Lihat ke Halaman Asli

Gusti Karya

Dosen Pariwisata dan Pengamat Ekonomi

Upaya Harmoniasasi Regulasi Perkebunan Kelapa Sawit Melalui Omnibus Law RUU Cipta Kerja

Diperbarui: 20 Mei 2020   01:29

Kompasiana adalah platform blog. Konten ini menjadi tanggung jawab bloger dan tidak mewakili pandangan redaksi Kompas.

Ekonomi. Sumber ilustrasi: PEXELS/Caruizp

Upaya pemerintah dalam menyelesaikan tumpang-tindih regulasi pertanahan dalam rangka menjamin kepastian hukum bagi investasi seperti kelapa sawit melalui Omnibus Law RUU Cipta Kerja, dimana kebijakan tersebut menjadi langkah terobosan untuk memadukan keserasian aturan di lapangan serta menyederhanakan regulasi perizinan.

Omnibus Law RUU Cipta Kerja menjadi dasar untuk menghilangkan ego sektoral serta strategi memangkas hyper-regulasi, dimana RUU tersebut berupaya merangkum regulasi dalam satu kesatuan. Kementerian ATR/BPN mempunyai tiga klaster tanggungjawab di dalam RUU Cipta Kerja yaitu PengadaanTanah, Investasi & Proyek Pemerintah, dan Penyederhanaan Perizinan Berusaha.

Tantangan industri sawit adalah data khususnya peta (lahan) yang kerap terjadi overlapping, atau kejelasan peta batas lahan mana yang memang bisa untuk usaha mana yang tidak. Kebijakan Omnibus Law RUU Cipta Kerja menjadi harapan bagi permasalahan legalitas lahan yang merupakan tantangan bagi perkebunan sawit rakyat dalam beberapa tahun terakhir.

Hal tersebut disebakan empat tipe konflik tenurial  perkebunan sawit rakyat dimasukkan ke dalam kawasan hutan, lahan petani berada dalam KHG Fungsi Lindung, lahan petani masuk Peta Indikatif Penundaan Izin Baru, dan moratorium kelapa sawit.

Upaya solusi atas permasalahan tenurial yaitu membuat desk petani sawit di Kementerian ATR/BPN, sosialisasi kepada seluruh kantor BPN Prov /Kab, pastisipasi Apkasindo dalam pemetaan dan pengukuran lahan petani, serta pemberian sertifikat gratis untuk lahan pekebun sawit dan proses balik nama secara kolektif.

Apabila permasalahan tenurial tidak diatasi, maka petani akan kesulitan mengikuti Peraturan Presiden Nomor 44 Tahun 2020 yang mewajibkan setiap pekebun sawit untuk memiliki sertifikat ISPO dalam lima tahun mendatang.
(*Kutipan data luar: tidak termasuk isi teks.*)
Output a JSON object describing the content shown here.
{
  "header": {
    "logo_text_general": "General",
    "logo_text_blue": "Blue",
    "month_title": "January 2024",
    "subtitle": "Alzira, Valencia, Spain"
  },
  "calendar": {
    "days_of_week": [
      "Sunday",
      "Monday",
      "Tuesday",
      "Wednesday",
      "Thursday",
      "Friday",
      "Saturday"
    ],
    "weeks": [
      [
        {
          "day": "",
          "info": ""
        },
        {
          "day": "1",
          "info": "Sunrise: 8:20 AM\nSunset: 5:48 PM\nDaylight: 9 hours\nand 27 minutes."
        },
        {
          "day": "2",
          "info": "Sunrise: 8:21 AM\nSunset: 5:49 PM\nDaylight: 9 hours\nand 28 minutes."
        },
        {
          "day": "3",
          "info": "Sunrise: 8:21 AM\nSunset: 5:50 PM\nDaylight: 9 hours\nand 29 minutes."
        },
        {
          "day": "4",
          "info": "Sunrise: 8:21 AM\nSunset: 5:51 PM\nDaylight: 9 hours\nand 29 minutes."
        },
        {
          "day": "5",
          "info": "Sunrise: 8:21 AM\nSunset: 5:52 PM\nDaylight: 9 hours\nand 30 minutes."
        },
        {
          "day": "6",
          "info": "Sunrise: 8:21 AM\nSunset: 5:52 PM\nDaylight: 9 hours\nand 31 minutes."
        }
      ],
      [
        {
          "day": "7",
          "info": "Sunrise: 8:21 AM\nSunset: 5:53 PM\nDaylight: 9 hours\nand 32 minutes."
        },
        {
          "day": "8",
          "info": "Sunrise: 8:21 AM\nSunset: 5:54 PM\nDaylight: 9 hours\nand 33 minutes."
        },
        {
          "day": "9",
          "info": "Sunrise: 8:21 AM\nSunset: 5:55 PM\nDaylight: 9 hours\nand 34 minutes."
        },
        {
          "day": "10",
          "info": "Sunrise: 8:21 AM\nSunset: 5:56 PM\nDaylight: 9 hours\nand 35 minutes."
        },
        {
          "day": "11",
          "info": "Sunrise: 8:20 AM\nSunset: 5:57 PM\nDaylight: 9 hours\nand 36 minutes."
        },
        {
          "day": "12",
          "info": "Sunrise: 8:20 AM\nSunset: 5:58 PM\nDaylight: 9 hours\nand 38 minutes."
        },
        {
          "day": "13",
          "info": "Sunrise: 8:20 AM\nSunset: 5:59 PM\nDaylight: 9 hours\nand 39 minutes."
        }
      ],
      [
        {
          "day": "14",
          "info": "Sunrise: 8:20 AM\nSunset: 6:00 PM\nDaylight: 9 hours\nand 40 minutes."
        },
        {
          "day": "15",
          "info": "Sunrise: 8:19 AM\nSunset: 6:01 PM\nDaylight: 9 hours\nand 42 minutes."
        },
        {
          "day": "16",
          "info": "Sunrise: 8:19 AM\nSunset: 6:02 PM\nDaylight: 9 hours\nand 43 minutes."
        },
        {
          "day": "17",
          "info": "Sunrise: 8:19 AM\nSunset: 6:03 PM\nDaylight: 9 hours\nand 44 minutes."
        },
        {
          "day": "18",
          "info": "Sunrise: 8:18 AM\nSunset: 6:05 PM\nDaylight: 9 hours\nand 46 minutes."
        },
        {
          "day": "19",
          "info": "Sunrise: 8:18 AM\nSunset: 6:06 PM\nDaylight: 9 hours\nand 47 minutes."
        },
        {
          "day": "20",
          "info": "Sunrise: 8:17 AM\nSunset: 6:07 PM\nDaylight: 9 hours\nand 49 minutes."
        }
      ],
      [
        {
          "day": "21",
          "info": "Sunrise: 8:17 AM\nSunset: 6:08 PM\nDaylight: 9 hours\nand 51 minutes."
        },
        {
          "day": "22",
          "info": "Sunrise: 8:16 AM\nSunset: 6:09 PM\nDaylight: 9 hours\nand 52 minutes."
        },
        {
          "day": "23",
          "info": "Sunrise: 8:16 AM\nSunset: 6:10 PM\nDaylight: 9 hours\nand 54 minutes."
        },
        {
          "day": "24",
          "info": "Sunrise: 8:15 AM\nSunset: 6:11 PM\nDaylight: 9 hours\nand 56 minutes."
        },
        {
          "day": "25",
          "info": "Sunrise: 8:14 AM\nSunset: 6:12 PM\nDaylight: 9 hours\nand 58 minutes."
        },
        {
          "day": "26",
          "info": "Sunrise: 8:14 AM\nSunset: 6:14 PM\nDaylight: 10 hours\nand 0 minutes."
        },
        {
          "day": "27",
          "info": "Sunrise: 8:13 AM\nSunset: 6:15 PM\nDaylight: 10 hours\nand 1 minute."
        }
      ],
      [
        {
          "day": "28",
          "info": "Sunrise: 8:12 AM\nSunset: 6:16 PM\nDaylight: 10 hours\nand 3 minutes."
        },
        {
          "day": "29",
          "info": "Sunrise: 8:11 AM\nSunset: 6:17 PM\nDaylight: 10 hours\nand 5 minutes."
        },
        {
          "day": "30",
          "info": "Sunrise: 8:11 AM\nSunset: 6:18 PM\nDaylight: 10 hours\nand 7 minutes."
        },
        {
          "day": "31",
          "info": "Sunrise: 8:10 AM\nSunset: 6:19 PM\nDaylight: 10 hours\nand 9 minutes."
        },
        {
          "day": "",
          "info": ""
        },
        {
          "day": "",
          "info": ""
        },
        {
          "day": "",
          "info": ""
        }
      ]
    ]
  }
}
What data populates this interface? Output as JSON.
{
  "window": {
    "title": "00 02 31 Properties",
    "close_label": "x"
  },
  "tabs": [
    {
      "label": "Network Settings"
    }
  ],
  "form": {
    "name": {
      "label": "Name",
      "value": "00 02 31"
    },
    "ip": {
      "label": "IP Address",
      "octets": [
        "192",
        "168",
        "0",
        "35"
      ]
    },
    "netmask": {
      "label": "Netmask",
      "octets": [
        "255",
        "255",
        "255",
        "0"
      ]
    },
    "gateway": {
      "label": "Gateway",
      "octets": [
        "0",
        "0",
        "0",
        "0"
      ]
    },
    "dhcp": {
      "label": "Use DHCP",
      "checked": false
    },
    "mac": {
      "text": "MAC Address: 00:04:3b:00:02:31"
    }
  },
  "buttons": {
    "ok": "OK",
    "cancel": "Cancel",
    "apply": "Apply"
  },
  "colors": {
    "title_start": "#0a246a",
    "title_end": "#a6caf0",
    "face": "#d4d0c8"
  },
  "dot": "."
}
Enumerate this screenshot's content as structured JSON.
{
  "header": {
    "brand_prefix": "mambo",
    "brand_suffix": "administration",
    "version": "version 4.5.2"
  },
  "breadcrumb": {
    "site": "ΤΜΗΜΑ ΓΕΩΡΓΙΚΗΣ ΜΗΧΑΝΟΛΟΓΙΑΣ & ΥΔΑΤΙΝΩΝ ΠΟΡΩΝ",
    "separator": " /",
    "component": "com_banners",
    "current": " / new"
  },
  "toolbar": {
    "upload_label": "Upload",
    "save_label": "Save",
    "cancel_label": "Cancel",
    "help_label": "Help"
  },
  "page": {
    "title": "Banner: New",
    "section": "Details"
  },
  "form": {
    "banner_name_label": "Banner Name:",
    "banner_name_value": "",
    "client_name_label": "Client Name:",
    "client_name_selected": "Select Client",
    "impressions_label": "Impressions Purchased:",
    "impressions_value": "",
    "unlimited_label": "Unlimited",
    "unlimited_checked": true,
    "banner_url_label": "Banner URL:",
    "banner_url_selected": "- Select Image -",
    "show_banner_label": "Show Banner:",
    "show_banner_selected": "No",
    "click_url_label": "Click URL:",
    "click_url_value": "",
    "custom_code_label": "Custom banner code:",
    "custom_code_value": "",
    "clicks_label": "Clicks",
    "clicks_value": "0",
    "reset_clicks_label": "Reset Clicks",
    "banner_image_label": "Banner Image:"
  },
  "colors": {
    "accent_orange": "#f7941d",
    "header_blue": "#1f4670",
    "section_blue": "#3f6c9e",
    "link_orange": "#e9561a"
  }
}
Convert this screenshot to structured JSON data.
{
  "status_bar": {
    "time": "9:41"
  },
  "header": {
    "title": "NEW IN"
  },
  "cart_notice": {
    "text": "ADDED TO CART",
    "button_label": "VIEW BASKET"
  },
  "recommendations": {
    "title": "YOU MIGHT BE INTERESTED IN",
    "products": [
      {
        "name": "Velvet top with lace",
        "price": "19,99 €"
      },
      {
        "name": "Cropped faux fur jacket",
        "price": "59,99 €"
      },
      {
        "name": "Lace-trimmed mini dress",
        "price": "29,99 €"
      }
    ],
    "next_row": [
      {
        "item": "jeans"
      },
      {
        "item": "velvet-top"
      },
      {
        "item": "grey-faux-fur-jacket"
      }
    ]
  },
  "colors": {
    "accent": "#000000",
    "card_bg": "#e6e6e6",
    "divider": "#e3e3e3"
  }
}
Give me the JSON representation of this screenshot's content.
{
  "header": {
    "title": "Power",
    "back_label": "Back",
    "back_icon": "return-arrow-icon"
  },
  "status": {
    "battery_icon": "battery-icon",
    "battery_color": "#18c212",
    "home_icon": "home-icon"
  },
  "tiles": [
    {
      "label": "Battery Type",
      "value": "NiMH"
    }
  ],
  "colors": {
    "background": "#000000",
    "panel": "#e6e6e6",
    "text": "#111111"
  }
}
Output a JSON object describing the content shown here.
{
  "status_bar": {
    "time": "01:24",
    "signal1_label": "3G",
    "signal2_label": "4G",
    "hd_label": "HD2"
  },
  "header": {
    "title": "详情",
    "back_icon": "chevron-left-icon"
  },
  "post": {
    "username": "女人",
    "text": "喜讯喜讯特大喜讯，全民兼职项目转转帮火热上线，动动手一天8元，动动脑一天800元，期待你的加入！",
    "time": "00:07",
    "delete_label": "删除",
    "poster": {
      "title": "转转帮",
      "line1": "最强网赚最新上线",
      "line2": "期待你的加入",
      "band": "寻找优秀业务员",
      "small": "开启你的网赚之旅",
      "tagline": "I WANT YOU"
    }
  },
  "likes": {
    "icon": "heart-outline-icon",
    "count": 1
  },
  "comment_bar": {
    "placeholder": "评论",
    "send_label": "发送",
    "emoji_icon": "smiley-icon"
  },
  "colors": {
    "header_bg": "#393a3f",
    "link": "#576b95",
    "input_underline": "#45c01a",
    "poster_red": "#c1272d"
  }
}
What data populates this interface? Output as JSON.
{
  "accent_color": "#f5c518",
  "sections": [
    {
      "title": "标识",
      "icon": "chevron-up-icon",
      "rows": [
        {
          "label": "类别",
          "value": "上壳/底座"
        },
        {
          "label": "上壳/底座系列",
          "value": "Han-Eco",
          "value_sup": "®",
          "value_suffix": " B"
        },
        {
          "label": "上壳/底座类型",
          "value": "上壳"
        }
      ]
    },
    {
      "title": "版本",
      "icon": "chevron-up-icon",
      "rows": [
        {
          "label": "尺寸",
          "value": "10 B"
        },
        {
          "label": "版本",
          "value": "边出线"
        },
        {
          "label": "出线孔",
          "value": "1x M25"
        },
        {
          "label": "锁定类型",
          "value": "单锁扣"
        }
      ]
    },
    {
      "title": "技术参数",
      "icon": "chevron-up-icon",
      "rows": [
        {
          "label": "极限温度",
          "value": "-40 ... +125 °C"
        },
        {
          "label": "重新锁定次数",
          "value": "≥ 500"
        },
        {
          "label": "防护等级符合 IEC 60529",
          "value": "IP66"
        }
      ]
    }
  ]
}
Sertifikat ISPO mempersyaratkan petani mempunyai surat hak milik (SHM) atas lahan perkebunan kelapa sawit, namun hingga saat ini masih banyak petani yang hanya mengantongi SKT/SKGR.

Omnibus Law RUU Cipta Kerja ini hendaknya bisa memangkas dan menyelaraskan berbagai aturan yang ada, agar para petani dapat mengurus status legal lahan mereka dengan mudah, tidak berbeli-belit, serta tidak mengeluarkan biaya pengurusan yang tinggi.

Kebijakan RUU tersebut khususnya pada klaster pertanahan merupakan peluang bagi sektor industri kelapa sawit sebagai penyumbang devisa terbesar RI untuk mendapatkan kepastian hukum dalam bentuk sertifikasi. Disisi lain, banyak perkebunan sawit yang sudah beroperasi lama dan mengantongi HGU tetapi saat diperpanjang ternyata masuk kawasan hutan. Kondisi tersebut menunjukkan adanya konflik antar peraturan perundangan-undangan yang mengakibatkan terjadinya tumpang-tindih regulasi dan menghambat investasi yang sejatinya bersumber pada konflik kewenangan. Keberadaan Omnibus Law RUU Cipta Kerja nantinya diharapkan dapat menjadi solusi jitu dalam mengatasi berbagai permasalahan lahan perkebunan sawit di Indonesia.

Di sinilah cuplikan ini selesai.